Charlie Frago, Study finds lower rate of inmate sex violence, Arkansas Democrat-Gazette, August 2, 2005.
Fewer inmates in Arkansas prisons, jails and youth detention centers are victims of sexual violence than their counterparts across the nation, according to a federal study, although officials and prison advocates cautioned against comparing states because reporting standards are still being developed.
The U.S. Bureau of Justice Statistics study released Sunday showed that Arkansas state and federal prisons had just two substantiated occurrences of sexual violence in 2004 out of 28 allegations.
Nationally, 658 occurrences were confirmed out of 3,456 reports of sexual violence in state and federal prisons. Researchers split the allegations into four categories ranging from sexual harassment to sexual assault.
Arkansas Department of Correction spokesman Dina Tyler said educating inmates and separating sexual predators from the general population have been the key to the state's low numbers. "It's a hot topic right now," Tyler said of sexual violence in prisons. "But long before [new federal laws on prison sexual assaults] existed, we were working on this."
In June, correction officials said 34 sexual assault cases had been referred to the Arkansas State Police for investigation over the past five years and only three had sufficient evidence to be prosecuted.
The Prison Rape Elimination Act, passed unanimously by Congress in 2003, called for the Bureau of Justice Statistics study, the first of its kind. Aside from prisons, the report examined jails and youth de- tention centers.
Correctional authorities in prisons, jails and youth detention centers across the nation reported an estimated 8,210 allegations, with 2,090 being confirmed. That averages out to 3.2 allegations and less than one confirmation per 1,000 inmates among the nation's approximately 2.1 million prisoners.
The study also said occurrences of sexual violence were nearly 10 times higher in youth detention centers than in state prisons.

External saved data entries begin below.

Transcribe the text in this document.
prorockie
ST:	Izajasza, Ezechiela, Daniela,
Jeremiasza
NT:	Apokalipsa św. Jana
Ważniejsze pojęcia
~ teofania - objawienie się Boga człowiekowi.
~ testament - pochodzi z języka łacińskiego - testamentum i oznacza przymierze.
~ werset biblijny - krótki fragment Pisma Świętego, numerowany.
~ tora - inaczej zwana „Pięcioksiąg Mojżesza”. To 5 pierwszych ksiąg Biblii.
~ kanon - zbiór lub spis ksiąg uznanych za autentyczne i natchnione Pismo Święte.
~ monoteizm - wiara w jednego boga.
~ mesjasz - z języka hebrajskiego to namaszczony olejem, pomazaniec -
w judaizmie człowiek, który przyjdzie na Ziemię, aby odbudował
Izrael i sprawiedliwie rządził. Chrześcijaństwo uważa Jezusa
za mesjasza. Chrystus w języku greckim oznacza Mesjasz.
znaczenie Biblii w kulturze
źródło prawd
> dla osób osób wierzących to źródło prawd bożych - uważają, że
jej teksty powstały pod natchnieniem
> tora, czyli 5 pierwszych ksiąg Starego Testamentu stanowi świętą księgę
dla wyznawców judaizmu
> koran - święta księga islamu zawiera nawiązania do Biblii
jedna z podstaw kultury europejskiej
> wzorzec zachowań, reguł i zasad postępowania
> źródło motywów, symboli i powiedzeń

Allen Beck, one of the report's authors, said the much higher rate in juvenile facilities may be attributable to better reporting methods and more stringent state laws regarding under age sexual relations.
Beck said it would be "unwise" to compare rates of sexual violence in Arkansas correctional facilities to national averages because the number of reported occurrences was so low, making the rates "unstable."
The bureau also cautioned against using the report to rank systems or facilities because higher or lower counts might reflect differences in reporting capacities and procedures rather than differences in sexual violence.
In 2004, only one confirmed case of sexual violence occurred in the state's jails - in Craighead County. Three confirmed occurrences were in the state's youth detention centers.
The Pulaski County jail didn't have any recorded occurrences, and the Alexander Youth Services Center in Saline County reported two occurrences between youths.
Lovisa Stannow, acting executive director for Stop Prisoner Rape, a Los Angelesbased prison advocacy group, said the report "was an important first step, but it doesn't tell the whole story." "It doesn't tell us the true prevalence of prisoner rape. We'll get higher numbers if we talk directly to inmates."
The study was based on formal complaints, which inmates are often reluctant to file because they fear retaliation, feel humiliated or don't think anyone will believe them, she said.
The bureau plans to expand its data collection next year when it sends out questionnaires to inmates, Beck said.
Previously, researchers estimated that as many as 13 percent of inmates had been victims of sexual violence during their incarceration. The report's lower numbers reflect more rigorous research, Beck said. "The past research was very weak," Beck said. "That's what our work is about - to develop methods to more reliably collect data."
The Bureau of Justice Statistics will repeat the study next year.